A miserable collection of rags was tied over a
small body too thin but still wiry. The high-held head was crowned with an
untamed mop of coarse black hair through which the Apache gave them back stare
for stare. Suddenly Ritchie was ashamed of the way he had handled those matchstick
arms. He dragged off the wool scarf he wore under his coat and pulled it
clumsily around the boy's neck with his unhurt hand. Then he spoke directly to
Herndon.

 
          
 
"Can he march? Those moccasins don't look
very tough—"

 
          
 
"Lord!" The man who had spoken of
varmints laughed cruelly. "The bottoms of his feet are leather. They ain't
human—the Apaches—they're half-lion, half-bear. He'll march us all out on our
feet—if he has to!"

 
          
 
But the Sergeant had taken a small package out
of the front of his coat and opened it to display a pair of heavy socks and a
second pair of moccasins.
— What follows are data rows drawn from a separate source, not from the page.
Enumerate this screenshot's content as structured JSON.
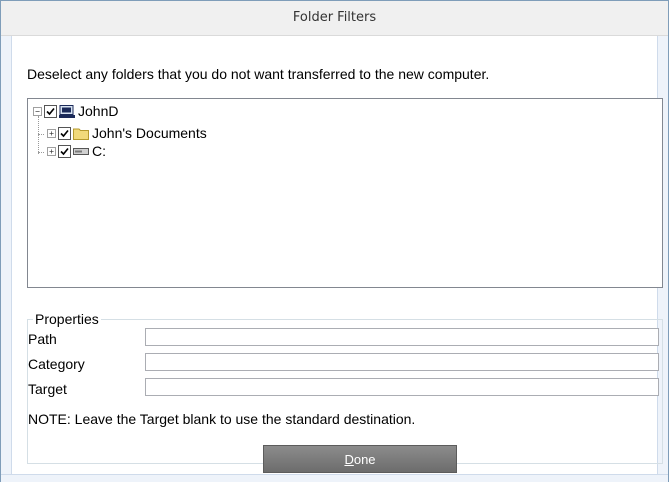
{
  "window": {
    "title": "Folder Filters"
  },
  "instruction": "Deselect any folders that you do not want transferred to the new computer.",
  "tree": {
    "root": {
      "label": "JohnD",
      "icon": "computer-icon",
      "checked": true,
      "expander": "−"
    },
    "children": [
      {
        "label": "John's Documents",
        "icon": "folder-icon",
        "checked": true,
        "expander": "+"
      },
      {
        "label": "C:",
        "icon": "drive-icon",
        "checked": true,
        "expander": "+"
      }
    ]
  },
  "properties": {
    "title": "Properties",
    "path_label": "Path",
    "path_value": "",
    "category_label": "Category",
    "category_value": "",
    "target_label": "Target",
    "target_value": "",
    "note": "NOTE: Leave the Target blank to use the standard destination."
  },
  "done_button": {
    "label_first": "D",
    "label_rest": "one"
  },
  "colors": {
    "button_bg": "#7a7a7a",
    "folder": "#f1d97a",
    "border": "#828790"
  }
}
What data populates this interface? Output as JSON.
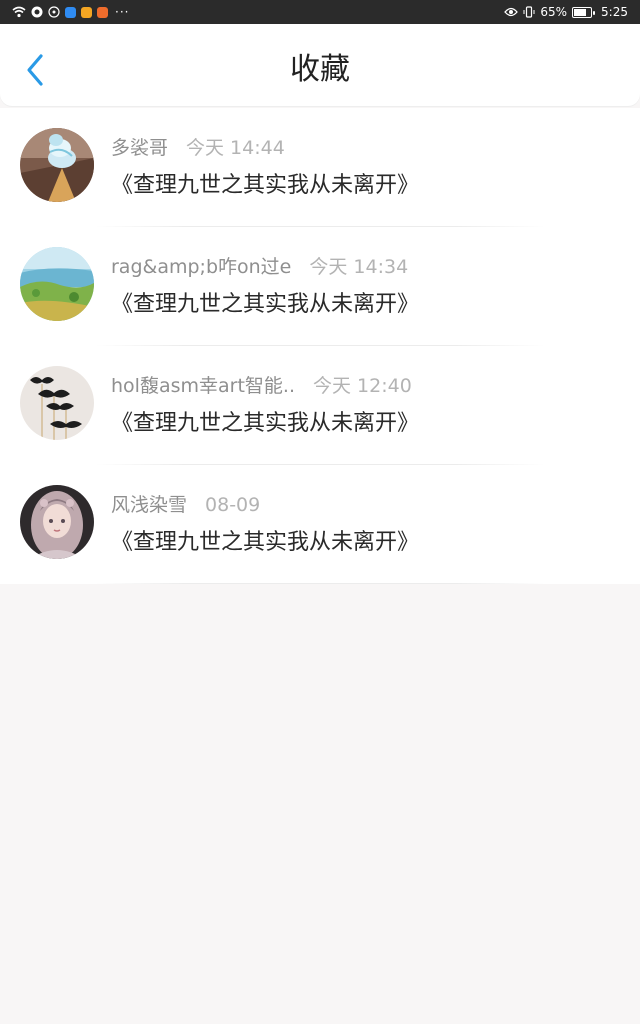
{
  "status_bar": {
    "battery_percent": "65%",
    "time": "5:25",
    "more": "···",
    "notification_icons": [
      {
        "name": "wifi-icon"
      },
      {
        "name": "app-icon-1",
        "color": "#ffffff"
      },
      {
        "name": "app-icon-2",
        "color": "#ffffff"
      },
      {
        "name": "app-icon-3",
        "color": "#2f8cf3"
      },
      {
        "name": "app-icon-4",
        "color": "#f4a623"
      },
      {
        "name": "app-icon-5",
        "color": "#ef6c2c"
      }
    ]
  },
  "header": {
    "title": "收藏",
    "back_icon": "chevron-left-icon",
    "accent_color": "#2a9ae6"
  },
  "favorites": [
    {
      "name": "多裟哥",
      "time": "今天 14:44",
      "book": "《查理九世之其实我从未离开》",
      "avatar": "ice-cream-avatar"
    },
    {
      "name": "rag&amp;b咋on过e",
      "time": "今天 14:34",
      "book": "《查理九世之其实我从未离开》",
      "avatar": "landscape-avatar"
    },
    {
      "name": "hol馥asm幸art智能..",
      "time": "今天 12:40",
      "book": "《查理九世之其实我从未离开》",
      "avatar": "mustache-avatar"
    },
    {
      "name": "风浅染雪",
      "time": "08-09",
      "book": "《查理九世之其实我从未离开》",
      "avatar": "anime-girl-avatar"
    }
  ]
}
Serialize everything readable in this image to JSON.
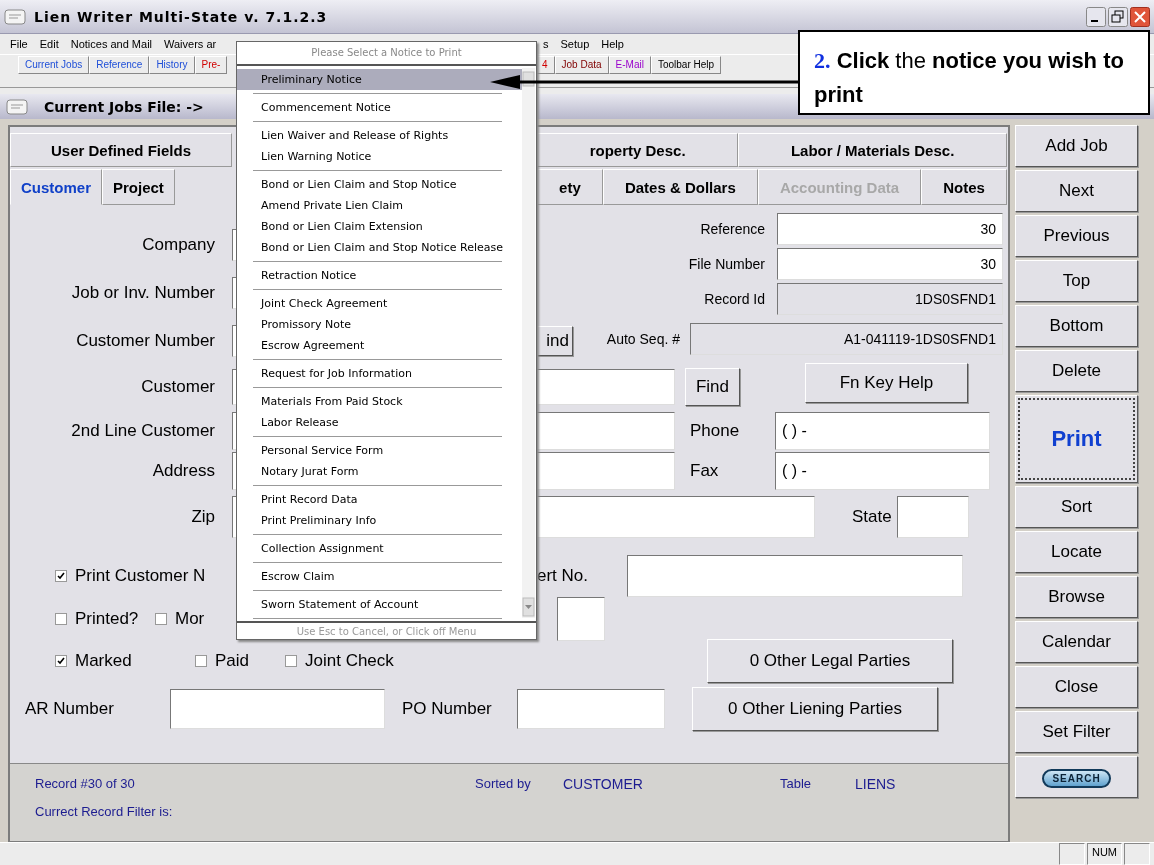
{
  "window": {
    "title": "Lien Writer Multi-State v. 7.1.2.3"
  },
  "menu_left": [
    "File",
    "Edit",
    "Notices and Mail",
    "Waivers ar"
  ],
  "menu_right": [
    "s",
    "Setup",
    "Help"
  ],
  "toolbar_left": [
    {
      "label": "Current Jobs",
      "kind": "file"
    },
    {
      "label": "Reference",
      "kind": "file"
    },
    {
      "label": "History",
      "kind": "file"
    },
    {
      "label": "Pre-",
      "kind": "notice"
    }
  ],
  "toolbar_right": [
    {
      "label": "4",
      "kind": "notice"
    },
    {
      "label": "Job Data",
      "kind": "data"
    },
    {
      "label": "E-Mail",
      "kind": "mail"
    },
    {
      "label": "Toolbar Help",
      "kind": "help"
    }
  ],
  "subwindow": {
    "title": "Current Jobs File:  ->"
  },
  "tabs_top_left": [
    {
      "label": "User Defined Fields",
      "selected": false
    }
  ],
  "tabs_top_right": [
    {
      "label": "roperty Desc.",
      "selected": false
    },
    {
      "label": "Labor / Materials Desc.",
      "selected": false
    }
  ],
  "tabs_left": [
    {
      "label": "Customer",
      "selected": true,
      "disabled": false
    },
    {
      "label": "Project",
      "selected": false,
      "disabled": false
    }
  ],
  "tabs_right": [
    {
      "label": "ety",
      "selected": false,
      "disabled": false
    },
    {
      "label": "Dates & Dollars",
      "selected": false,
      "disabled": false
    },
    {
      "label": "Accounting Data",
      "selected": false,
      "disabled": true
    },
    {
      "label": "Notes",
      "selected": false,
      "disabled": false
    }
  ],
  "form": {
    "company_label": "Company",
    "job_label": "Job or Inv. Number",
    "customer_number_label": "Customer Number",
    "find_partial": "ind",
    "reference": {
      "label": "Reference",
      "value": "30"
    },
    "file_number": {
      "label": "File Number",
      "value": "30"
    },
    "record_id": {
      "label": "Record Id",
      "value": "1DS0SFND1"
    },
    "auto_seq": {
      "label": "Auto Seq. #",
      "value": "A1-041119-1DS0SFND1"
    },
    "customer_label": "Customer",
    "find": "Find",
    "fn_key_help": "Fn Key Help",
    "line2_label": "2nd Line Customer",
    "phone": {
      "label": "Phone",
      "value": "(  )   -"
    },
    "address_label": "Address",
    "fax": {
      "label": "Fax",
      "value": "(  )   -"
    },
    "zip_label": "Zip",
    "state_label": "State",
    "cert_label": "ert No.",
    "checkboxes": [
      {
        "label": "Print Customer N",
        "checked": true
      },
      {
        "label": "Printed?",
        "checked": false
      },
      {
        "label": "Mor",
        "checked": false
      },
      {
        "label": "Marked",
        "checked": true
      },
      {
        "label": "Paid",
        "checked": false
      },
      {
        "label": "Joint Check",
        "checked": false
      }
    ],
    "other_legal": "0 Other Legal Parties",
    "other_liening": "0 Other Liening Parties",
    "ar_label": "AR Number",
    "po_label": "PO Number"
  },
  "status": {
    "record": "Record #30 of 30",
    "sorted_label": "Sorted by",
    "sorted_value": "CUSTOMER",
    "table_label": "Table",
    "table_value": "LIENS",
    "filter": "Currect Record Filter is:"
  },
  "side_buttons": [
    {
      "label": "Add Job",
      "kind": "normal"
    },
    {
      "label": "Next",
      "kind": "normal"
    },
    {
      "label": "Previous",
      "kind": "normal"
    },
    {
      "label": "Top",
      "kind": "normal"
    },
    {
      "label": "Bottom",
      "kind": "normal"
    },
    {
      "label": "Delete",
      "kind": "normal"
    },
    {
      "label": "Print",
      "kind": "primary"
    },
    {
      "label": "Sort",
      "kind": "normal"
    },
    {
      "label": "Locate",
      "kind": "normal"
    },
    {
      "label": "Browse",
      "kind": "normal"
    },
    {
      "label": "Calendar",
      "kind": "normal"
    },
    {
      "label": "Close",
      "kind": "normal"
    },
    {
      "label": "Set Filter",
      "kind": "normal"
    },
    {
      "label": "SEARCH",
      "kind": "search"
    }
  ],
  "status_bar": [
    "NUM"
  ],
  "popup": {
    "title": "Please Select a Notice to Print",
    "footer": "Use Esc to Cancel, or Click off Menu",
    "groups": [
      {
        "items": [
          {
            "label": "Preliminary Notice",
            "selected": true
          }
        ]
      },
      {
        "items": [
          {
            "label": "Commencement Notice",
            "selected": false
          }
        ]
      },
      {
        "items": [
          {
            "label": "Lien Waiver and Release of Rights",
            "selected": false
          },
          {
            "label": "Lien Warning Notice",
            "selected": false
          }
        ]
      },
      {
        "items": [
          {
            "label": "Bond or Lien Claim and Stop Notice",
            "selected": false
          },
          {
            "label": "Amend Private Lien Claim",
            "selected": false
          },
          {
            "label": "Bond or Lien Claim Extension",
            "selected": false
          },
          {
            "label": "Bond or Lien Claim and Stop Notice Release",
            "selected": false
          }
        ]
      },
      {
        "items": [
          {
            "label": "Retraction Notice",
            "selected": false
          }
        ]
      },
      {
        "items": [
          {
            "label": "Joint Check Agreement",
            "selected": false
          },
          {
            "label": "Promissory Note",
            "selected": false
          },
          {
            "label": "Escrow Agreement",
            "selected": false
          }
        ]
      },
      {
        "items": [
          {
            "label": "Request for Job Information",
            "selected": false
          }
        ]
      },
      {
        "items": [
          {
            "label": "Materials From Paid Stock",
            "selected": false
          },
          {
            "label": "Labor Release",
            "selected": false
          }
        ]
      },
      {
        "items": [
          {
            "label": "Personal Service Form",
            "selected": false
          },
          {
            "label": "Notary Jurat Form",
            "selected": false
          }
        ]
      },
      {
        "items": [
          {
            "label": "Print Record Data",
            "selected": false
          },
          {
            "label": "Print Preliminary Info",
            "selected": false
          }
        ]
      },
      {
        "items": [
          {
            "label": "Collection Assignment",
            "selected": false
          }
        ]
      },
      {
        "items": [
          {
            "label": "Escrow Claim",
            "selected": false
          }
        ]
      },
      {
        "items": [
          {
            "label": "Sworn Statement of Account",
            "selected": false
          }
        ]
      }
    ]
  },
  "callout": {
    "step": "2.",
    "text": "**Click** the **notice you wish to print**"
  }
}
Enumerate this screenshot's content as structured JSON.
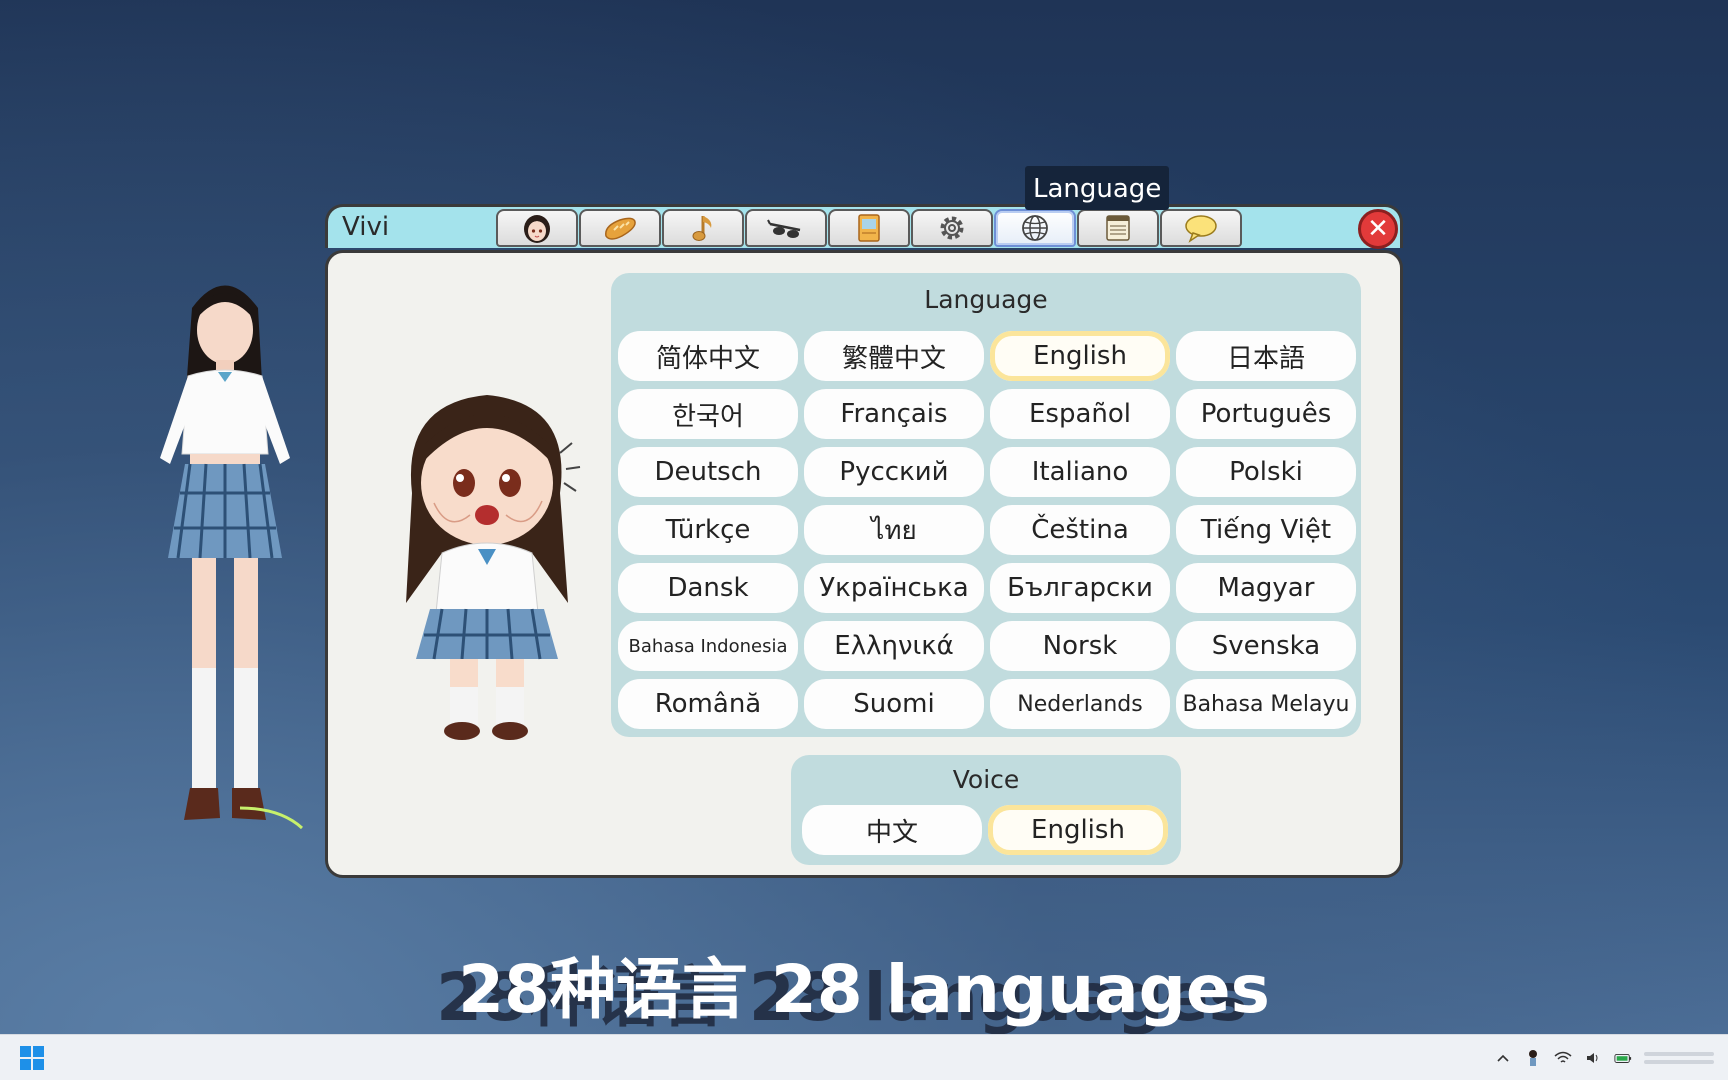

He signed the boy to sit, and when the Indian paid no
attention, swept him off his feet and with Tuttle's aid got both socks and
moccasins on him.

 
          
 
"Let's go!" He was on his feet
again. "We'd better reach the horses and be heading out of the mountains
before the storm closes in."

 
          
 
Ritchie glanced up at the mountain peaks
above. The thick curtain of clouds which had hung there most of the morning was
more dense
. And certainly the snow was falling faster;
the fine mist of spinning particles was taking on more weight and substance.